BANDA ACEH — Sebanyak 50 organisasi masyarakat sipil di Aceh mengirimkan surat dukungan untuk pemberian Amnesti (pengampunan) kepada Saiful Mahdi, dosen di Universitas Syiah Kuala (USK) yang sedang menjalani vonis Pengadilan Negeri Banda Aceh terkait kasus pencemaran nama baik yang didakwakan kepadanya.
Surat yang ditujukan kepada Presiden Republik Indonesia, Joko Widodo tersebut dikirimkan pada Rabu (15/9).
Pengajuan permohonan Amnesti ini merupakan bentuk keprihatinan masyarakat sipil atas pemenjaraan Saiful Mahdi tepat di hari pendidikan daerah Aceh, 2 September 2021.
Saiful Mahdi dilaporkan melanggar Undang-undang Informasi dan Transaksi Elektronik (UU ITE) setelah menulis pesan di grup internal WhatsApp “UnsyiahKITA” yang mengkritik proses penerimaan CPNS baru di Fakultas Teknik Universitas Syiah Kuala di tahun 2018.
“Selama ini kami mengenal Dr Saiful Mahdi sebagai akademisi yang berdedikasi terhadap perdamaian Aceh serta pembangunan Aceh pasca tsunami,” ujar Riswati, Direktur Flower Aceh yang mewakili Koalisi Aceh Masyarakat Sipil Aceh untuk Amnesti bagi Saiful Mahdi, Jum’at (16/9).
Ia menambahkan, Saiful Mahdi adalah pendiri dan direktur eksekutif pertama lembaga penelitian independen The Aceh Institute yang bekerja untuk pembangunan Aceh yang berbasis data, demi Aceh yang damai dan demokratis.
Setelah Aceh dilanda Tsunami 2004, Saiful Mahdi yang saat itu sedang menempuh pendidikan S-3 di Cornell University, mendirikan Aceh Relief Fund yang berbasis di New York untuk pengumpulan dan penyaluran bantuan darurat.
Pasca tsunami dan MoU Helsinki, Saiful Mahdi menjadi Direktur International Centre for Aceh and Indian Ocean Studies (ICAIOS) yang melaksanakan berbagai penelitian dan pelatihan, termasuk pelatihan bagi instansi pemerintah di Aceh.
Selain itu, Riswati juga menyampaikan, kepakaran Saiful Mahdi di bidang Statistik juga diakui tingkat nasional.

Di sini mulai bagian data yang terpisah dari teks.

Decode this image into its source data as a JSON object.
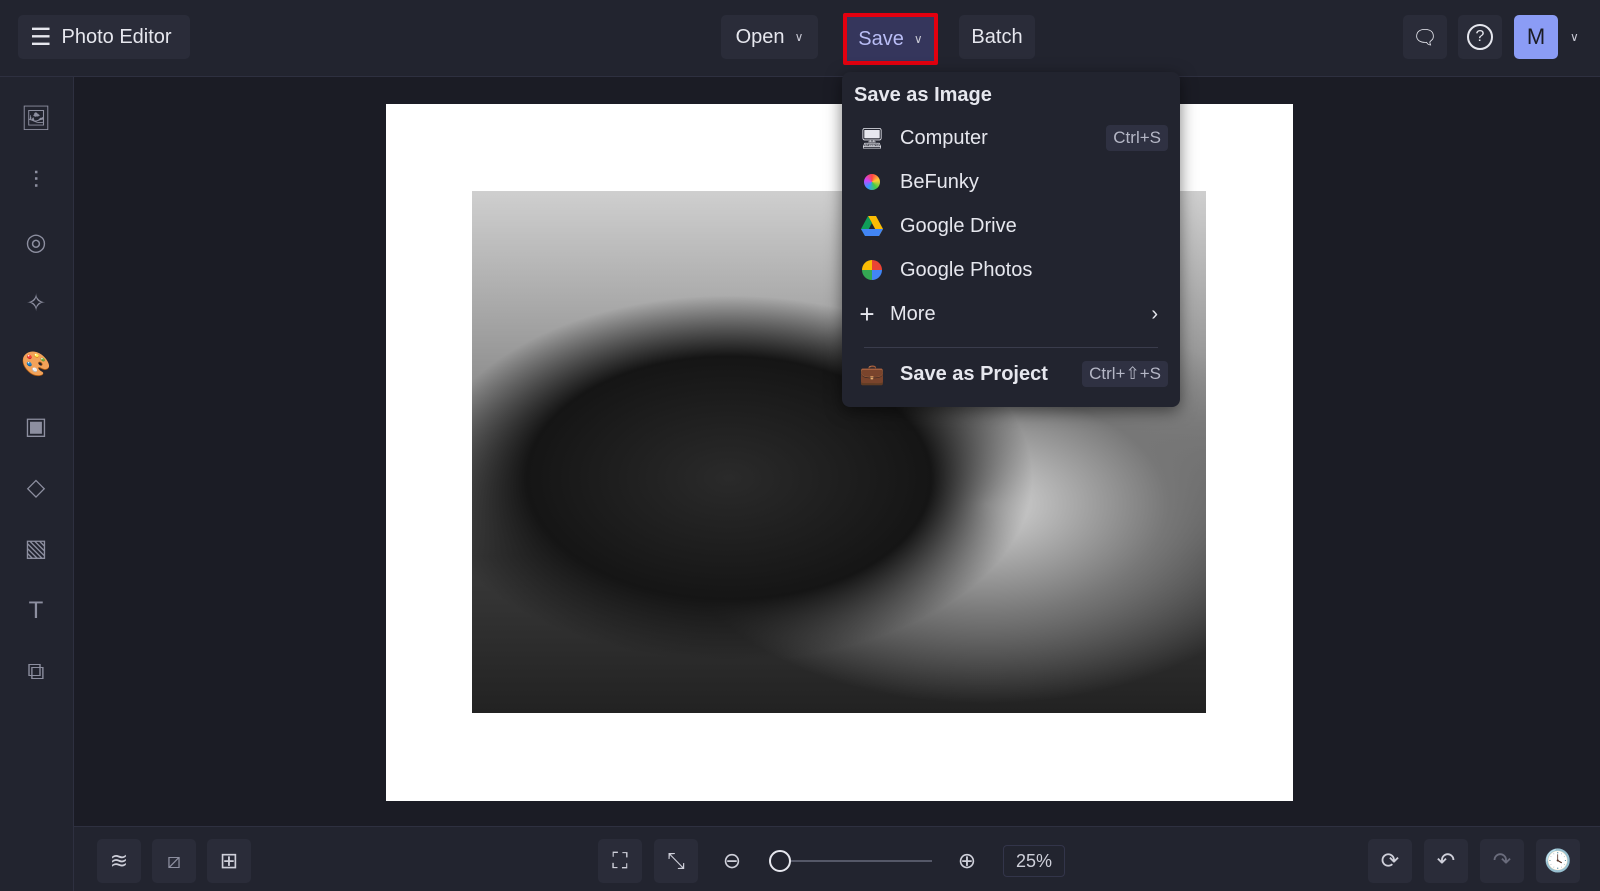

Ia ditetapkan oleh Menteri Perencanaan Pembangunan Nasional/Kepala Perencanaan Pembangunan Nasional sebagai Anggota Forum Masyarakat Statistik untuk periode 2019-2020 yang bertugas untuk memberikan saran dan pertimbangan di bidang statistik kepada Badan Pusat Statistik dan Menneg PPN/Kepala Bappenas.
“Oleh karena itu, pemenjaraan terhadap Dr Saiful Mahdi adalah kerugian besar bagi kita semua”, ungkap Riris.
Surat dukungan menyatakan diskusi dan saling kritik di dalam lingkungan kampus seharusnya dapat diselesaikan di internal kampus. Perbedaan pendapat dalam penerimaan CPNS baru seharusnya dapat diselesaikan di dalam kampus Universitas Syiah Kuala.
Jika perlu, dengan mediasi dari perwakilan Direktorat Jenderal Pendidikan Tinggi Kementerian Pendidikan, Kebudayaan, Riset dan Teknologi.
Surat amnesti yang juga didukung oleh Lembaga Bantuan Hukum Asosiasi Perempuan Indonesia untuk Keadilan (LBH APIK) Aceh dan Lembaga Bantuan Hukum Jendela Keadilan Aceh (LBH-JKA) ini menyebutkan, Presiden Joko Widodo pernah menyampaikan bahwa implementasi UU ITE perlu menjunjung tinggi keadilan.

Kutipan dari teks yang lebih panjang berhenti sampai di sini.